While the theoretical possibility of beacons being used for spying exists, it is easily detectable due to the easily examined, simple hardware, limited capabilities of the SoC and the significant power requirements for any additional activities. By understanding the simplicity, limitations and functionalities of these devices, businesses can better safeguard against potential espionage.

Read about our consultancy for more advice

What is the Beacon With the Shortest Range?
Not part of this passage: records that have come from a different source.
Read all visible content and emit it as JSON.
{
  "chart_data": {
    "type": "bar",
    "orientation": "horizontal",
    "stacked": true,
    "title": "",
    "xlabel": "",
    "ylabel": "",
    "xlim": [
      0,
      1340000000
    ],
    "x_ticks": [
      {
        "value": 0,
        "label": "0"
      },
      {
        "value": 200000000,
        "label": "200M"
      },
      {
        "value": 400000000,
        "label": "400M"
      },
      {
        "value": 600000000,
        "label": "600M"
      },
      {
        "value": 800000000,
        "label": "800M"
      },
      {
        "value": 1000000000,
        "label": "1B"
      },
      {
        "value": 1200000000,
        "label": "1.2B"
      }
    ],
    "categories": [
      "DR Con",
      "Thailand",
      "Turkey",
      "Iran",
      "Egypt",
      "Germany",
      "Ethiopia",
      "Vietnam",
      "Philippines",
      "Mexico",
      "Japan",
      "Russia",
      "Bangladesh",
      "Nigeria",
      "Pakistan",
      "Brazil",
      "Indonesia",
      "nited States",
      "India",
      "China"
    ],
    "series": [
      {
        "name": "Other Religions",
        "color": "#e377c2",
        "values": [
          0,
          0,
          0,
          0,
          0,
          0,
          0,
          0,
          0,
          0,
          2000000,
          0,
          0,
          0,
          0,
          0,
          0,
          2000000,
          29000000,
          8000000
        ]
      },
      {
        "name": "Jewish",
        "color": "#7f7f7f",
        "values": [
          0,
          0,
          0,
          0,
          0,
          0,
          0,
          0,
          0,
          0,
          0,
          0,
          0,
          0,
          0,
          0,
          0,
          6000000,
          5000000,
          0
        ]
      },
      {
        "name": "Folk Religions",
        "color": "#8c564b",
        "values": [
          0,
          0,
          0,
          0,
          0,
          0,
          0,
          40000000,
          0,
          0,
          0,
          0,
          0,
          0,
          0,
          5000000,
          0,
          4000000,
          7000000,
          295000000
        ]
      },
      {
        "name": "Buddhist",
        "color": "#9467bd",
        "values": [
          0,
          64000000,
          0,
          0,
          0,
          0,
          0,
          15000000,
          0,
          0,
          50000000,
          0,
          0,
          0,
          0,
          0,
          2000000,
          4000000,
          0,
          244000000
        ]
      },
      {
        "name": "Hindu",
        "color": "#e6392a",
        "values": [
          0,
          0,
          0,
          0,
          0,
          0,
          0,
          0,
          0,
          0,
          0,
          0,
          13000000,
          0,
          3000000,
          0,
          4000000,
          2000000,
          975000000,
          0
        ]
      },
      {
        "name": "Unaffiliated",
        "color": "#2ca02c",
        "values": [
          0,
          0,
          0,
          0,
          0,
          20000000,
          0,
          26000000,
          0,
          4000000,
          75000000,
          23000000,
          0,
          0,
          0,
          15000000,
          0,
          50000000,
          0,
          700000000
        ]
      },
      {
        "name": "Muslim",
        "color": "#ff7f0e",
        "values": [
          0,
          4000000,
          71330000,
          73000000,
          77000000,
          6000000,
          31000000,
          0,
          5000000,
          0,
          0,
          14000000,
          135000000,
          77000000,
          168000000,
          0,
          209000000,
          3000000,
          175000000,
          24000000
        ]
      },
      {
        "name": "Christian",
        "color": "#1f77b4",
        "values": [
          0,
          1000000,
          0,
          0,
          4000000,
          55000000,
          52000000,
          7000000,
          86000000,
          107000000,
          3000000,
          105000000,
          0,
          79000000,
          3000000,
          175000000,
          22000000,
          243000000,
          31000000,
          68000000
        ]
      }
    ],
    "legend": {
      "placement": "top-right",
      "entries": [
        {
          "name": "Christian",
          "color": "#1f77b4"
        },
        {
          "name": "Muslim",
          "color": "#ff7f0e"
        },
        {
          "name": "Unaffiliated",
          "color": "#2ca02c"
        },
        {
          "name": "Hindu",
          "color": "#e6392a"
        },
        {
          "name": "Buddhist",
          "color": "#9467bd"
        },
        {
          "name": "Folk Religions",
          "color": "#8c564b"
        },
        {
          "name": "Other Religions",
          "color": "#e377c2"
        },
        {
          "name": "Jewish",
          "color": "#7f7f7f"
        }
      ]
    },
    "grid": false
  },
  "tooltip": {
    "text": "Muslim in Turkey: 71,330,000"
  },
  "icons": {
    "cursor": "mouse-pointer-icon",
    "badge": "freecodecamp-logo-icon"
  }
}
A short-range beacon is useful in scenarios where precise proximity detection is crucial. For instance, in retail environments, it can trigger notifications when a customer is near a till or near a specific product. In museums, it can provide detailed information about an exhibit when a visitor is directly in front of it. Short-range beacons are also valuable for security purposes, ensuring access control in restricted areas by detecting when someone is within a specific, confined space.

The range of a beacon can be adjusted by altering its transmission power, known as Tx Power. Tx Power determines the strength of the signal the beacon emits. By reducing the Tx Power, any beacon’s signal strength can be decreased, effectively shortening its range.

Lowering the Tx Power to reduce the beacon’s range significantly improves battery life. Since the beacon is emitting a weaker signal, it consumes less power. This efficiency is beneficial for maintaining the beacon’s operation over longer periods without frequent battery replacements or recharges.

Beacons can generally achieve a minimum range of 2 to 3 metres. However, it’s important to note that the range can fluctuate over time due to the nature of radio signals, which can be affected by environmental factors such as walls, interference from other electronic devices and physical obstructions.

In addition to adjusting the Tx Power, the range can be fine-tuned by using the Received Signal Strength Indicator (RSSI) at the receiving end. RSSI measures the power level of the received signal, allowing devices such as smartphones (iOS and Android) or computers (like Raspberry Pi) to determine how close they are to the beacon. By setting thresholds for RSSI values in the receiving program code, you can define more precise proximity zones, ensuring that actions are triggered only when the device is within the desired range.

What is the Best Beacon Compatible With Our HR System?

The answer to this question is similar to Which Beacons are the Most Compatible (with iOS and Android)? All beacons transmit to Bluetooth standards and use similar, certified, components which means there are no problems with compatibility or ‘best’ beacon for compatibility with an HR system.

Instead, we find the challenges usually lie in setup and getting the HR system to recognise the beacon UUID. Most systems use iBeacon advertising that uses a UUID, major and minor to uniquely identify the beacon. The UUID looks something like 3ce2ef69-4414-469d-9d55-3ec7fcc38520. Some HR systems use upper case for the hexadecimal digits that are letters, some use lower case. Some omit the dashes (-) and some use colons instead. Read your HR user guide to determine the exact format otherwise the beacon won’t be recognised.